When I began working on my SX-70 constructions in the early seventies collage was one of my main interests. Over a decade before Photoshop was born I was always looking for ways to combine images and images with paint. In returning to these techniques with the new Impossible films I cannot turn back the clock on my knowledge of Photoshop and return to those blissful days. As I always did with my images in the Polaroid days, I try to throw nothing away. Test exposures can become your best pieces if you combine them with the right elements. Two of these three images were overexposed and would not really work well with painting. While the dyes are thin, the frame contains an image structure as well as interesting textures that come from taking the film unit apart. Full size collage elements are added and glued in from behind with acrylic gel medium. In some instances a bit of paint is applied first to render some areas opaque or only semi transparent. The layering effect looks as if it is straight out of my Photoshop imagery and I imagine my digital collages certain influence these. I don’t think they would have quite turned out this way thirty years ago.

Impossible Project PX680, Just add paint.

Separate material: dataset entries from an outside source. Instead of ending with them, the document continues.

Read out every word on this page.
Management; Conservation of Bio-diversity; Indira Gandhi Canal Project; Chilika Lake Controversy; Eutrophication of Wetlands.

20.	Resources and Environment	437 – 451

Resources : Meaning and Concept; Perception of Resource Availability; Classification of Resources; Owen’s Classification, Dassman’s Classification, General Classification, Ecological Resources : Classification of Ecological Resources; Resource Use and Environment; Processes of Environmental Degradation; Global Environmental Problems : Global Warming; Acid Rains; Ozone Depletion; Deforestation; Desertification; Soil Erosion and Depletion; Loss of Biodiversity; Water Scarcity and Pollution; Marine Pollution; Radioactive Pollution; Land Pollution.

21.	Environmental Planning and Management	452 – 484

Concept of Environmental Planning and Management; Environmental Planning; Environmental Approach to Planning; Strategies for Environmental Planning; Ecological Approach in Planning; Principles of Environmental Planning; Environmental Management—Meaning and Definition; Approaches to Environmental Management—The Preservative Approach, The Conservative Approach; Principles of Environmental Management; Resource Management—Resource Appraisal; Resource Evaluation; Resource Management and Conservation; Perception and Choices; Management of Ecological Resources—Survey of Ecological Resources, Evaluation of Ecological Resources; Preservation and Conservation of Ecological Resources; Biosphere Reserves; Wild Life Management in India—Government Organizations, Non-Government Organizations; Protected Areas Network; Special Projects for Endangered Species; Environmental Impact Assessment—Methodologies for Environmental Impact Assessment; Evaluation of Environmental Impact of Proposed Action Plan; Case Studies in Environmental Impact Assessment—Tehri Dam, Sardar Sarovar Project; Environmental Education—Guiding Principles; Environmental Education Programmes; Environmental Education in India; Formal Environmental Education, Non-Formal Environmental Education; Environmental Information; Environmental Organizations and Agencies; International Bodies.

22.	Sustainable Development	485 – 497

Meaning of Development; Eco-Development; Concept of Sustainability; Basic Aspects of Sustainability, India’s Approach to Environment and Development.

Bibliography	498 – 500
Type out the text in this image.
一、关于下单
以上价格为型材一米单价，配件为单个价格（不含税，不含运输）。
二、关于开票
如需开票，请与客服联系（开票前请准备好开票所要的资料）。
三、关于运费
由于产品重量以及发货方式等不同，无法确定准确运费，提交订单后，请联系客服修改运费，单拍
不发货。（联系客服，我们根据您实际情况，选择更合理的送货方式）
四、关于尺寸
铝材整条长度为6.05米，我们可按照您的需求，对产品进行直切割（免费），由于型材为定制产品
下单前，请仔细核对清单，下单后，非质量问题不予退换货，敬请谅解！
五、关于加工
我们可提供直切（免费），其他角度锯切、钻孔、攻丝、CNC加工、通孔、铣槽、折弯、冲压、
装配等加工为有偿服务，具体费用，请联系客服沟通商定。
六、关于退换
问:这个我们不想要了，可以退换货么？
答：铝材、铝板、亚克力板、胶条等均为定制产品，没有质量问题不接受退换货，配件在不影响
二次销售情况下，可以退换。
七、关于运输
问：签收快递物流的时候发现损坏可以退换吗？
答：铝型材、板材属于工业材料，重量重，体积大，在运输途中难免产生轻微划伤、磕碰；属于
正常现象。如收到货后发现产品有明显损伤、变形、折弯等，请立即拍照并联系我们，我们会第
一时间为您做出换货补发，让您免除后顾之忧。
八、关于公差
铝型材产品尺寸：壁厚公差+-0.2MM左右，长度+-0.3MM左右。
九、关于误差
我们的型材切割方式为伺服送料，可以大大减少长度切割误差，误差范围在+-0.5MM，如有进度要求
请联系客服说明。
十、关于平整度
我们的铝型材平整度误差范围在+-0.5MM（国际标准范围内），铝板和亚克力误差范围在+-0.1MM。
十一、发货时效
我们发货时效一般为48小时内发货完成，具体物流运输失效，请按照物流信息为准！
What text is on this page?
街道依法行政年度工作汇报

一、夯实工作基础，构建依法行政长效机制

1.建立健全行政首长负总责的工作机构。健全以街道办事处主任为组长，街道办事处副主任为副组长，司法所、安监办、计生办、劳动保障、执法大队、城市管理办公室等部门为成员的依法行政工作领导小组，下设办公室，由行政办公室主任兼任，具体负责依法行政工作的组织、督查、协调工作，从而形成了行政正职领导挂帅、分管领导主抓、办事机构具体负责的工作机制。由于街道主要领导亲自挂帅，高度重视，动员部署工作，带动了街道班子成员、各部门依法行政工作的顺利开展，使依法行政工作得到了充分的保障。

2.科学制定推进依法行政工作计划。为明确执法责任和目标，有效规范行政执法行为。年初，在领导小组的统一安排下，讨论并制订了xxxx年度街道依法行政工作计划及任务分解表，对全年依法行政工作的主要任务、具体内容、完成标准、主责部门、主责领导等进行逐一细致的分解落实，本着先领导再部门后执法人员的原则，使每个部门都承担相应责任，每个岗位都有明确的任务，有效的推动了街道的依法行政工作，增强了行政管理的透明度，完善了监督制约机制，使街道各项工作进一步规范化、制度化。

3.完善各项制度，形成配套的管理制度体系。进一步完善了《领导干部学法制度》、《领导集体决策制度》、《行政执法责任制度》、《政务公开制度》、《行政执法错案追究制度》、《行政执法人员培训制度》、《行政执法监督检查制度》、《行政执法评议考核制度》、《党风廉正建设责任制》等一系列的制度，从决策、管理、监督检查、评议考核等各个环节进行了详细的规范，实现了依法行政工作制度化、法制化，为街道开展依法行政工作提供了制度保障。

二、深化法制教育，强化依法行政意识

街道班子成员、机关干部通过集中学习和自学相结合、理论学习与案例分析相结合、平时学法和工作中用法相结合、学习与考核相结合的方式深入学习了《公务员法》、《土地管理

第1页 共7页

Continuing my exploration of the manipulative qualities of PX-680 Color Shade film, we look at adding paint. When this image emerged from the SX-70 base of my Daylab, I stripped the negative away from the positive in the first several minutes, once the image had appeared. Later, when it was dry I rinsed off the titanium dioxide residue, being careful not to disturb the dyes. You are left with a transparent image. I later added acrylic paint, establishing a broader color palette. It has been 30 years since I painted inside such a small image. When painting from behind, your strategy of laying down color has to be different. Any small details are added first, middle ground next and broader background last. I am sure I will get a better grasp on it as I paint more, I am a little rusty. The scans show the stripped PX680 on the left with the Titanium dioxide still present, the center scan is the paint from behind and the right scan is the image viewed from the front.